The idea was that human brains were much more adapt at solving certain problems than conventional algorithms and researchers thought they could use the architecture of our brains to make machines more efficient in solving these problems.
The basic building block of a neural network is the neuron – or also called the node. The essentials:
- neurons most often have multiple inputs $x_i$
- they only have one output $y$
- by calculating $\sum_i w_i * x_i = y$
If you compare this with the above basic structure of a network, you might notice, that in that image the nodes have multiple outgoing edges. That just means that the single output is sent to multiple nodes in the next layer as input. The node just computes one value, but that value can be used multiple times.

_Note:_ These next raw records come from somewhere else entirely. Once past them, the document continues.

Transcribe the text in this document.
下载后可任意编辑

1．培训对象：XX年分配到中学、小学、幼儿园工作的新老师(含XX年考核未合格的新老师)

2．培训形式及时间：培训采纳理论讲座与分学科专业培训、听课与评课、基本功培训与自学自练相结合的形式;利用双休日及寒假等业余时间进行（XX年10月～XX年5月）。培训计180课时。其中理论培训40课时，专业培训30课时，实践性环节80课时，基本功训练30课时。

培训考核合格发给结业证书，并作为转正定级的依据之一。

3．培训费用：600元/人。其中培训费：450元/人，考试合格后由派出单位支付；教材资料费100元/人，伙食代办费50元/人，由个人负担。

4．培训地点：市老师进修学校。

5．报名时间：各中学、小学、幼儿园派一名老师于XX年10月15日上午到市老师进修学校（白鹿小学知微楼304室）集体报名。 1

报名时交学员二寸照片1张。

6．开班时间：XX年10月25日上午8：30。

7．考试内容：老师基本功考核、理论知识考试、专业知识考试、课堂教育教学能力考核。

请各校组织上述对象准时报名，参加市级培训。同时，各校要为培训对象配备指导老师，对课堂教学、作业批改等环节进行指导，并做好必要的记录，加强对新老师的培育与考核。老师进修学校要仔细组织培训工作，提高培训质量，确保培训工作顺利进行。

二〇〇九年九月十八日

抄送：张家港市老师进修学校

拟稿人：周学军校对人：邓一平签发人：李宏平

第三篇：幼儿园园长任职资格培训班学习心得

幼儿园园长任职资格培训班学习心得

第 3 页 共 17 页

The neurons are connected with edges and each edge represents a weight $w$. So for each node every input gets a weight, which is the number with which the input is multiplied before all inputs are added up.
$\sum_i w_i * x_i = y$
At the start of training, the weights are unknown and will be adjusted by trial and error (or with more useful methods like gradient descent). A known data point will be inserted into the network and the result will be compared to the true result $y$ and if it is wrong, the weights need to be changed.
A layer consists of some neurons all at the same depth in the network. A network can have arbitrarily many layers and each layer can have a different number of neurons.
There are also different types of layers. The first layer is always called input layer and the last layer output layer. Everything between is a hidden layer. However, layers are different from each other through different activation functions (see below), pooling etc. Typically each neuron within one layer has the same activation function, though, meaning the layers itself are uniform.
An activation function is a function that is applied to the output of a single neuron.
One example is the rectified linear activation function or sometimes called a rectified linear unit. It calculates $max(0, y)$, so it sets all negative values to 0. That is useful in cases, where a negative value would make no sense in the context.